I do love a good story of an individual sticking it to “the system”, i.e. the reign of capitalism. But having grown up in British Columbia’s Shuswap region, land of rich earthy gardens and succulent fruit (getting hungry?), I was shocked to discover that in some areas that act of rebellion can be as simple as growing a garden. It’s illegal.
Look at Michel Beauchamp and Josée Landry in Drummondville, Quebec, for example. After the couple planted a beautiful vegetable garden in their front yard last summer, the city threatened them with fines of anywhere between $100-300 a day until they removed a large section and replaced it with lawn.
But it is not just among les pauvres Québécois where red tape is restricting homeowners from growing their own food. Our neighbours down South are suffering the brunt of gardening restrictions as well. Apparently Michigan resident Julie Bass was even threatened with jail time for her dangerous vegetable operation.
While many people assume that to eat healthy means to buy organic (i.e. expensive), gardening opens the door to healthy eating at very little cost. Denying people the opportunity to grow their own food, especially in areas with limits access to nutritious goods, is equivalent to denying them the opportunity to eat healthy.
You know the saying “being poor doesn’t mean what it used to.” I believe it. My parents grew up dirt poor. As in, “dear God, thanks for bringing that man to our door with a bag of potatoes because we have no food left in the house” poor. But the difference between poverty back then and poverty now is the type of food that gets eaten. When my parents were young the food that got them through the hard times was eggs (from the chickens everyone used to have) and root veggies stored up from the garden. Today options tend to be a little more limited.
In his TED Talk Ron Finley explains how his community in South Central L.A. is essentially a food desert. He used to have to drive several miles just to find any kind of food other than fast food. In his words “More people were dying from the drive-thrus than the drive-bys.” So he became a guerrilla gardener, putting the power of eating healthy, nutritious food back in the hands of his community.
So for today’s Fame Day I want to say, power to Ron Finley and people like him who make gardening a reality in places where it is least expected. And people like *Beauchamp and Landry and Bass who continue to grow their own food in spite of a system which would much rather they keep manicured lawns and buy their food from Mexican wage-slaves like a normal person.
And you! Go plant a garden! Start a revolution in your yard! I can tell you from my own pathetically limited personal encounter with growing food that you should believe them when they say you plant “a miracle.”

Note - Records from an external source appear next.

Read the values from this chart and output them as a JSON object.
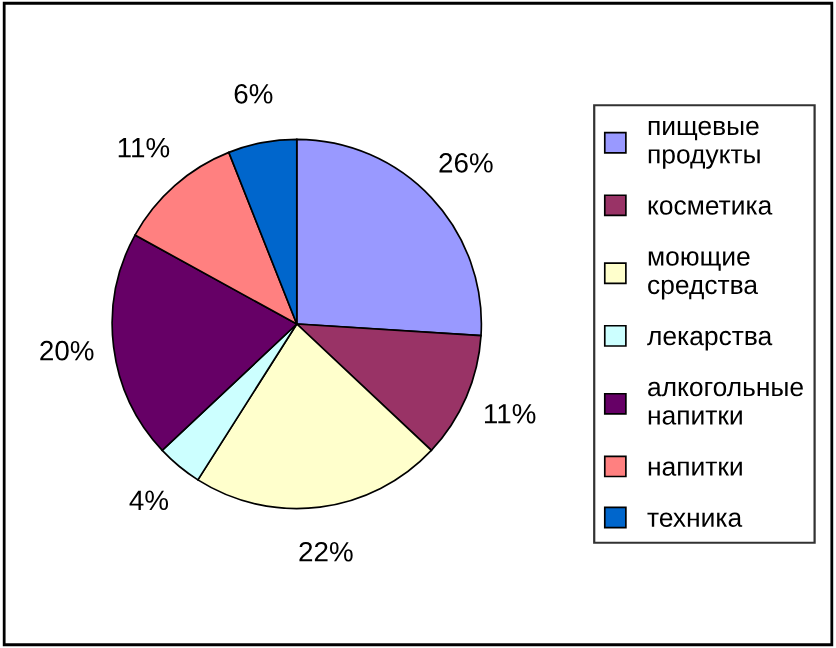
{
  "chart_data": {
    "type": "pie",
    "categories": [
      "пищевые продукты",
      "косметика",
      "моющие средства",
      "лекарства",
      "алкогольные напитки",
      "напитки",
      "техника"
    ],
    "values": [
      26,
      11,
      22,
      4,
      20,
      11,
      6
    ],
    "value_labels": [
      "26%",
      "11%",
      "22%",
      "4%",
      "20%",
      "11%",
      "6%"
    ],
    "colors": [
      "#9999ff",
      "#993366",
      "#ffffcc",
      "#ccffff",
      "#660066",
      "#ff8080",
      "#0066cc"
    ],
    "legend": "right"
  }
}
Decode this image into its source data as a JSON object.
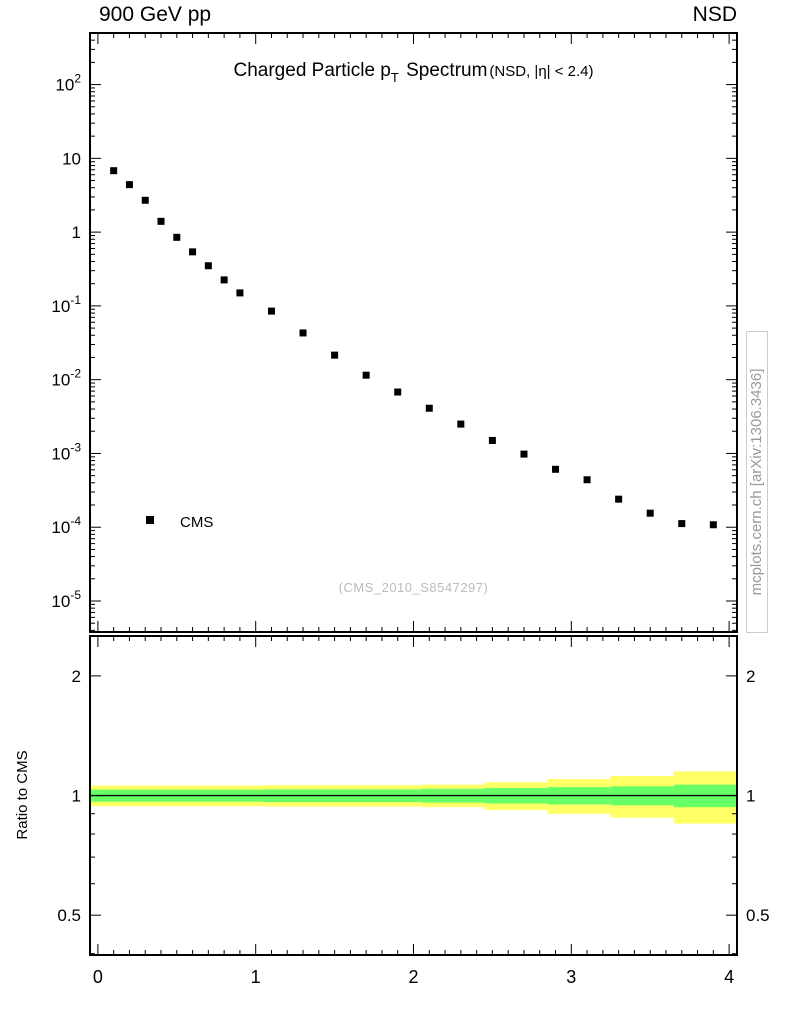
{
  "header": {
    "left": "900 GeV pp",
    "right": "NSD"
  },
  "title": {
    "main1": "Charged Particle p",
    "sub": "T",
    "main2": " Spectrum",
    "paren": "(NSD, |η| < 2.4)"
  },
  "watermark": "(CMS_2010_S8547297)",
  "side_note": "mcplots.cern.ch [arXiv:1306.3436]",
  "ratio_ylabel": "Ratio to CMS",
  "legend": {
    "label": "CMS"
  },
  "colors": {
    "marker": "#000000",
    "band_outer": "#ffff66",
    "band_inner": "#66ff66",
    "ref_line": "#000000",
    "frame": "#000000",
    "watermark": "#bbbbbb",
    "side_note": "#999999"
  },
  "chart_data": {
    "type": "scatter",
    "title": "Charged Particle pT Spectrum (NSD, |eta| < 2.4)",
    "xlabel": "",
    "ylabel": "",
    "xlim": [
      -0.05,
      4.05
    ],
    "xticks": [
      0,
      1,
      2,
      3,
      4
    ],
    "grid": false,
    "legend_position": "left-middle",
    "panels": [
      {
        "name": "spectrum",
        "yscale": "log",
        "ylim": [
          3.8e-06,
          500
        ],
        "yticks_exp": [
          2,
          1,
          0,
          -1,
          -2,
          -3,
          -4,
          -5
        ],
        "series": [
          {
            "name": "CMS",
            "marker": "square",
            "color": "#000000",
            "x": [
              0.1,
              0.2,
              0.3,
              0.4,
              0.5,
              0.6,
              0.7,
              0.8,
              0.9,
              1.1,
              1.3,
              1.5,
              1.7,
              1.9,
              2.1,
              2.3,
              2.5,
              2.7,
              2.9,
              3.1,
              3.3,
              3.5,
              3.7,
              3.9
            ],
            "y": [
              6.8,
              4.4,
              2.7,
              1.4,
              0.85,
              0.54,
              0.35,
              0.225,
              0.15,
              0.085,
              0.043,
              0.0215,
              0.0115,
              0.0068,
              0.0041,
              0.0025,
              0.0015,
              0.00098,
              0.00061,
              0.00044,
              0.00024,
              0.000155,
              0.000112,
              0.000108
            ]
          }
        ]
      },
      {
        "name": "ratio",
        "yscale": "log",
        "ylim": [
          0.397,
          2.52
        ],
        "ref_line": 1.0,
        "yticks": [
          {
            "v": 2,
            "label": "2"
          },
          {
            "v": 1,
            "label": "1"
          },
          {
            "v": 0.5,
            "label": "0.5"
          }
        ],
        "yticks_minor": [
          0.4,
          0.6,
          0.7,
          0.8,
          0.9
        ],
        "bands": {
          "outer": [
            {
              "x1": -0.05,
              "x2": 1.05,
              "lo": 0.94,
              "hi": 1.06
            },
            {
              "x1": 1.05,
              "x2": 2.05,
              "lo": 0.938,
              "hi": 1.062
            },
            {
              "x1": 2.05,
              "x2": 2.45,
              "lo": 0.935,
              "hi": 1.065
            },
            {
              "x1": 2.45,
              "x2": 2.85,
              "lo": 0.92,
              "hi": 1.08
            },
            {
              "x1": 2.85,
              "x2": 3.25,
              "lo": 0.9,
              "hi": 1.1
            },
            {
              "x1": 3.25,
              "x2": 3.65,
              "lo": 0.88,
              "hi": 1.12
            },
            {
              "x1": 3.65,
              "x2": 4.05,
              "lo": 0.85,
              "hi": 1.15
            }
          ],
          "inner": [
            {
              "x1": -0.05,
              "x2": 1.05,
              "lo": 0.965,
              "hi": 1.035
            },
            {
              "x1": 1.05,
              "x2": 2.05,
              "lo": 0.963,
              "hi": 1.037
            },
            {
              "x1": 2.05,
              "x2": 2.45,
              "lo": 0.96,
              "hi": 1.04
            },
            {
              "x1": 2.45,
              "x2": 2.85,
              "lo": 0.955,
              "hi": 1.045
            },
            {
              "x1": 2.85,
              "x2": 3.25,
              "lo": 0.95,
              "hi": 1.05
            },
            {
              "x1": 3.25,
              "x2": 3.65,
              "lo": 0.945,
              "hi": 1.055
            },
            {
              "x1": 3.65,
              "x2": 4.05,
              "lo": 0.935,
              "hi": 1.065
            }
          ]
        }
      }
    ]
  }
}
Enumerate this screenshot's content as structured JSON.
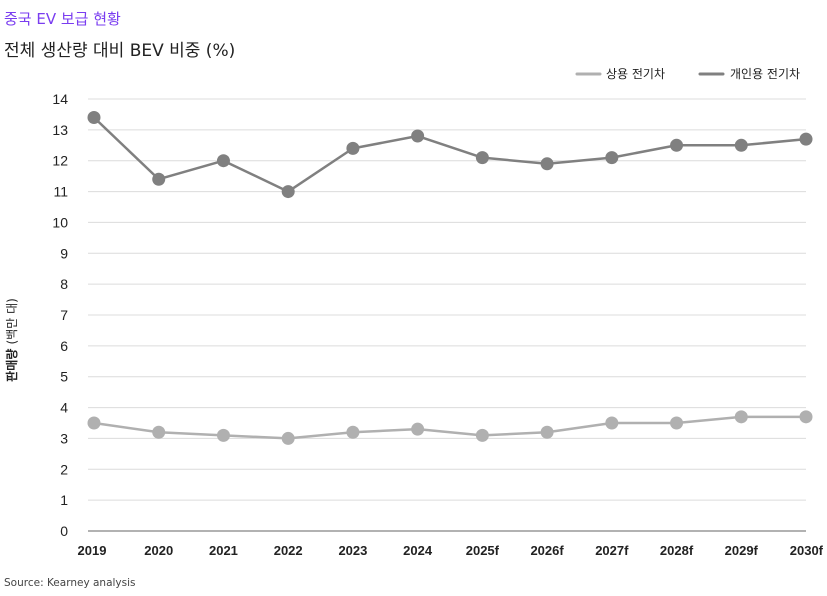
{
  "header": {
    "kicker": "중국 EV 보급 현황",
    "title": "전체 생산량 대비 BEV 비중 (%)"
  },
  "footer": {
    "source": "Source: Kearney analysis"
  },
  "colors": {
    "kicker": "#7a3df0",
    "commercial": "#b0b0b0",
    "personal": "#808080",
    "grid": "#dcdcdc",
    "axis": "#999999"
  },
  "chart_data": {
    "type": "line",
    "categories": [
      "2019",
      "2020",
      "2021",
      "2022",
      "2023",
      "2024",
      "2025f",
      "2026f",
      "2027f",
      "2028f",
      "2029f",
      "2030f"
    ],
    "series": [
      {
        "name": "상용 전기차",
        "values": [
          3.5,
          3.2,
          3.1,
          3.0,
          3.2,
          3.3,
          3.1,
          3.2,
          3.5,
          3.5,
          3.7,
          3.7
        ]
      },
      {
        "name": "개인용 전기차",
        "values": [
          13.4,
          11.4,
          12.0,
          11.0,
          12.4,
          12.8,
          12.1,
          11.9,
          12.1,
          12.5,
          12.5,
          12.7
        ]
      }
    ],
    "y_ticks": [
      "0",
      "1",
      "2",
      "3",
      "4",
      "5",
      "6",
      "7",
      "8",
      "9",
      "10",
      "11",
      "12",
      "13",
      "14"
    ],
    "ylim": [
      0,
      14
    ],
    "ylabel_bold": "판매량",
    "ylabel_unit": "(백만 대)",
    "xlabel": "",
    "grid": true,
    "legend_position": "top-right"
  }
}
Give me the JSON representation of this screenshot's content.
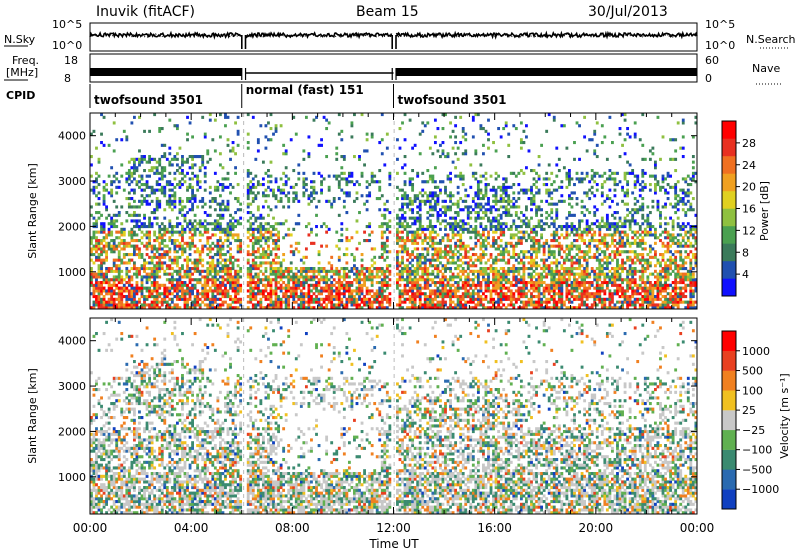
{
  "header": {
    "station": "Inuvik  (fitACF)",
    "beam": "Beam 15",
    "date": "30/Jul/2013"
  },
  "chart_data": [
    {
      "type": "line",
      "panel": "noise",
      "left_label": "N.Sky",
      "right_label": "N.Search",
      "left_ticks": [
        "10^5",
        "10^0"
      ],
      "right_ticks": [
        "10^5",
        "10^0"
      ],
      "scale": "log",
      "gaps_hours": [
        [
          6.0,
          6.15
        ],
        [
          11.95,
          12.1
        ]
      ]
    },
    {
      "type": "line",
      "panel": "frequency",
      "left_label": "Freq.",
      "left_label_unit": "[MHz]",
      "right_label": "Nave",
      "left_ticks": [
        "18",
        "8"
      ],
      "right_ticks": [
        "60",
        "0"
      ],
      "ylim_left": [
        8,
        18
      ],
      "ylim_right": [
        0,
        60
      ]
    },
    {
      "type": "table",
      "panel": "cpid",
      "label": "CPID",
      "segments": [
        {
          "start": 0,
          "end": 6,
          "name": "twofsound 3501"
        },
        {
          "start": 6,
          "end": 12,
          "name": "normal (fast) 151"
        },
        {
          "start": 12,
          "end": 24,
          "name": "twofsound 3501"
        }
      ]
    },
    {
      "type": "heatmap",
      "panel": "power",
      "ylabel": "Slant Range [km]",
      "y_ticks": [
        1000,
        2000,
        3000,
        4000
      ],
      "ylim": [
        180,
        4500
      ],
      "xlim_hours": [
        0,
        24
      ],
      "colorbar_label": "Power [dB]",
      "colorbar_ticks": [
        4,
        8,
        12,
        16,
        20,
        24,
        28
      ],
      "colorbar_colors": [
        "#1010ff",
        "#2050b0",
        "#3a7a5a",
        "#4aa050",
        "#8fc040",
        "#e0d020",
        "#f0a020",
        "#f07020",
        "#e83020",
        "#ff0000"
      ]
    },
    {
      "type": "heatmap",
      "panel": "velocity",
      "ylabel": "Slant Range [km]",
      "y_ticks": [
        1000,
        2000,
        3000,
        4000
      ],
      "ylim": [
        180,
        4500
      ],
      "xlim_hours": [
        0,
        24
      ],
      "x_ticks": [
        "00:00",
        "04:00",
        "08:00",
        "12:00",
        "16:00",
        "20:00",
        "00:00"
      ],
      "xlabel": "Time UT",
      "colorbar_label": "Velocity [m s⁻¹]",
      "colorbar_ticks": [
        "1000",
        "500",
        "100",
        "25",
        "−25",
        "−100",
        "−500",
        "−1000"
      ],
      "colorbar_colors": [
        "#1040c0",
        "#2a6ab0",
        "#3a8a70",
        "#60b050",
        "#c8c8c8",
        "#f0c020",
        "#f08020",
        "#e84020",
        "#ff0000"
      ]
    }
  ]
}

As I mentioned yesterday I’ve been living with my in-laws up North for the entire last month. I asked my parents to water the peas and tomatoes I planted in their yard before I left and came home to these monstrous plants WITH REAL RED TOMATOES ON THEM! And crunchy, juicy, sweet peas on my pea-vines too!
And I can tell you, no tomato will ever taste as amazing as the one you pull off your own little tomato plant, still warm from the hot sun and still glistening with drops of water from the hose.
So what are you waiting for? Go join the revolution.
*In case you are wondering, Beauchamp and Landry were allowed to keep their garden “thanks to a 30,000-signature petition, media attention and much grousing from sensible people.” According to the article I found dating March 2013 Julie is still fighting to control her food source. Though apparently the city is now going after her farm animals instead.
Wait, why are they being asked to remove their gardens? Is it really for aesthetic purposes?
You can click on the names of the gardeners to see the original article where I read about them. In the Quebec case the article says “According to a spokesperson for Drummondville, front lawns in the couple’s St-Charles-de-Drummond neighbourhood must be 30 per cent grass.” It never really specifies why that is a requirement. But I would only assume it is an aesthetic issue.